Unlike those performances, others came without a sales
pitch. Local schools have a tradition of introducing students to dramatic
productions. In addition to frequent one-act competitions, senior plays have
existed in local high schools since about 1900. In 1906, Thetford Academy’s
seniors presented “Little Valley Farm.”
Two senior plays I especially recall are the Orford High production of
“For Pete’s Sake” and the Bradford Academy’s class of 1967 senior play “The
Mouse That Roared.” I was a lead in the former and the director in the latter.
For “Mouse,” the house was filled for
several performance with a total of over 700 spectators. These plays were often staged between major
sports seasons and had the added benefit of drawing a class together for their
final year.
I am sure that I have only touched on the many and mixed
examples of performances that have delighted audiences over the years.

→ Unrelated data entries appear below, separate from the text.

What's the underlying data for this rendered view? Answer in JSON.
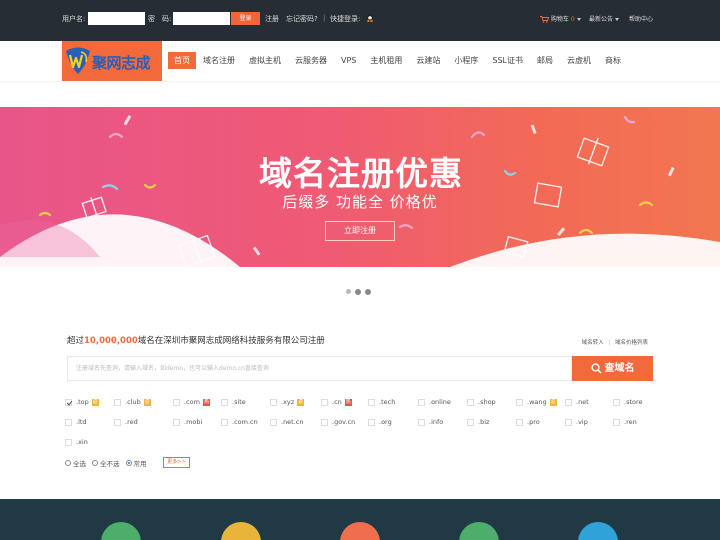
{
  "topbar": {
    "username_label": "用户名:",
    "password_label": "密　码:",
    "login_label": "登录",
    "register_label": "注册",
    "forgot_label": "忘记密码?",
    "quick_login_label": "快捷登录:",
    "cart_label": "购物车",
    "cart_count": "0",
    "notice_label": "最新公告",
    "help_label": "帮助中心"
  },
  "logo": {
    "text": "聚网志成"
  },
  "nav": {
    "items": [
      "首页",
      "域名注册",
      "虚拟主机",
      "云服务器",
      "VPS",
      "主机租用",
      "云建站",
      "小程序",
      "SSL证书",
      "邮局",
      "云虚机",
      "商标"
    ]
  },
  "banner": {
    "title": "域名注册优惠",
    "subtitle": "后缀多  功能全  价格优",
    "button": "立即注册"
  },
  "domain_search": {
    "intro_prefix": "超过",
    "intro_number": "10,000,000",
    "intro_suffix": "域名在深圳市聚网志成网络科技服务有限公司注册",
    "link_transfer": "域名转入",
    "link_prices": "域名价格列表",
    "placeholder": "注册域名先查询，请输入域名，如demo，也可以输入demo.cn直接查询",
    "button": "查域名"
  },
  "suffixes": [
    {
      "name": ".top",
      "badge": "返",
      "badge_color": "#f0b23a",
      "checked": true
    },
    {
      "name": ".club",
      "badge": "返",
      "badge_color": "#f0b23a",
      "checked": false
    },
    {
      "name": ".com",
      "badge": "热",
      "badge_color": "#e8554a",
      "checked": false
    },
    {
      "name": ".site",
      "badge": "",
      "checked": false
    },
    {
      "name": ".xyz",
      "badge": "返",
      "badge_color": "#f0b23a",
      "checked": false
    },
    {
      "name": ".cn",
      "badge": "热",
      "badge_color": "#e8554a",
      "checked": false
    },
    {
      "name": ".tech",
      "badge": "",
      "checked": false
    },
    {
      "name": ".online",
      "badge": "",
      "checked": false
    },
    {
      "name": ".shop",
      "badge": "",
      "checked": false
    },
    {
      "name": ".wang",
      "badge": "返",
      "badge_color": "#f0b23a",
      "checked": false
    },
    {
      "name": ".net",
      "badge": "",
      "checked": false
    },
    {
      "name": ".store",
      "badge": "",
      "checked": false
    },
    {
      "name": ".ltd",
      "badge": "",
      "checked": false
    },
    {
      "name": ".red",
      "badge": "",
      "checked": false
    },
    {
      "name": ".mobi",
      "badge": "",
      "checked": false
    },
    {
      "name": ".com.cn",
      "badge": "",
      "checked": false
    },
    {
      "name": ".net.cn",
      "badge": "",
      "checked": false
    },
    {
      "name": ".gov.cn",
      "badge": "",
      "checked": false
    },
    {
      "name": ".org",
      "badge": "",
      "checked": false
    },
    {
      "name": ".info",
      "badge": "",
      "checked": false
    },
    {
      "name": ".biz",
      "badge": "",
      "checked": false
    },
    {
      "name": ".pro",
      "badge": "",
      "checked": false
    },
    {
      "name": ".vip",
      "badge": "",
      "checked": false
    },
    {
      "name": ".ren",
      "badge": "",
      "checked": false
    },
    {
      "name": ".xin",
      "badge": "",
      "checked": false
    }
  ],
  "select_options": {
    "all": "全选",
    "none": "全不选",
    "common": "常用",
    "more": "更多>>"
  },
  "colors": {
    "accent": "#f26a3c",
    "topbar": "#272d34",
    "footer": "#1f3a45"
  }
}
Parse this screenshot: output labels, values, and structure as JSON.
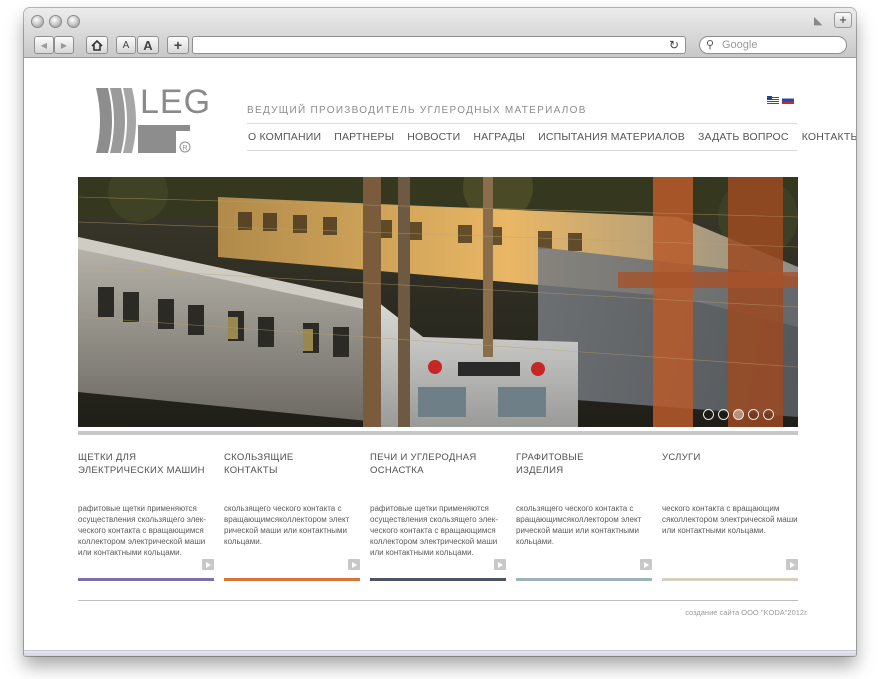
{
  "browser": {
    "search_placeholder": "Google",
    "font_small_label": "A",
    "font_large_label": "A",
    "add_label": "+",
    "back_label": "◀",
    "forward_label": "▶"
  },
  "site": {
    "logo_text": "LEG",
    "tagline": "ВЕДУЩИЙ ПРОИЗВОДИТЕЛЬ УГЛЕРОДНЫХ МАТЕРИАЛОВ",
    "nav": [
      "О КОМПАНИИ",
      "ПАРТНЕРЫ",
      "НОВОСТИ",
      "НАГРАДЫ",
      "ИСПЫТАНИЯ МАТЕРИАЛОВ",
      "ЗАДАТЬ ВОПРОС",
      "КОНТАКТЫ"
    ],
    "slider": {
      "count": 5,
      "active": 2
    },
    "columns": [
      {
        "title_1": "ЩЕТКИ ДЛЯ",
        "title_2": "ЭЛЕКТРИЧЕСКИХ  МАШИН",
        "text": "рафитовые щетки применяются осуществления скользящего элек-ческого контакта с вращающимся коллектором электрической маши или контактными кольцами.",
        "color": "#7d6ea8"
      },
      {
        "title_1": "СКОЛЬЗЯЩИЕ",
        "title_2": "КОНТАКТЫ",
        "text": "скользящего ческого контакта с вращающимсяколлектором элект рической маши или контактными кольцами.",
        "color": "#d9733a"
      },
      {
        "title_1": "ПЕЧИ И УГЛЕРОДНАЯ",
        "title_2": "ОСНАСТКА",
        "text": "рафитовые щетки применяются осуществления скользящего элек-ческого контакта с вращающимся коллектором электрической маши или контактными кольцами.",
        "color": "#4d5565"
      },
      {
        "title_1": "ГРАФИТОВЫЕ",
        "title_2": "ИЗДЕЛИЯ",
        "text": "скользящего ческого контакта с вращающимсяколлектором элект рической маши или контактными кольцами.",
        "color": "#9db3bb"
      },
      {
        "title_1": "УСЛУГИ",
        "title_2": "",
        "text": "ческого контакта с вращающим сяколлектором электрической маши или контактными кольцами.",
        "color": "#d5d0bf"
      }
    ],
    "credits": "создание сайта ООО \"KODA\"2012г."
  }
}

Venues such as Alumni Hall in North Haverhill,
the Corinth Coffeehouse, and local churches as well as area commons continue to offer
performances spaces. An overriding characteristic of all of the different
entertainment I have mentioned is that volunteers made them happen. Volunteers
were the producers, performers and production workers. The proceeds from many of these productions
were used for good works in the local community.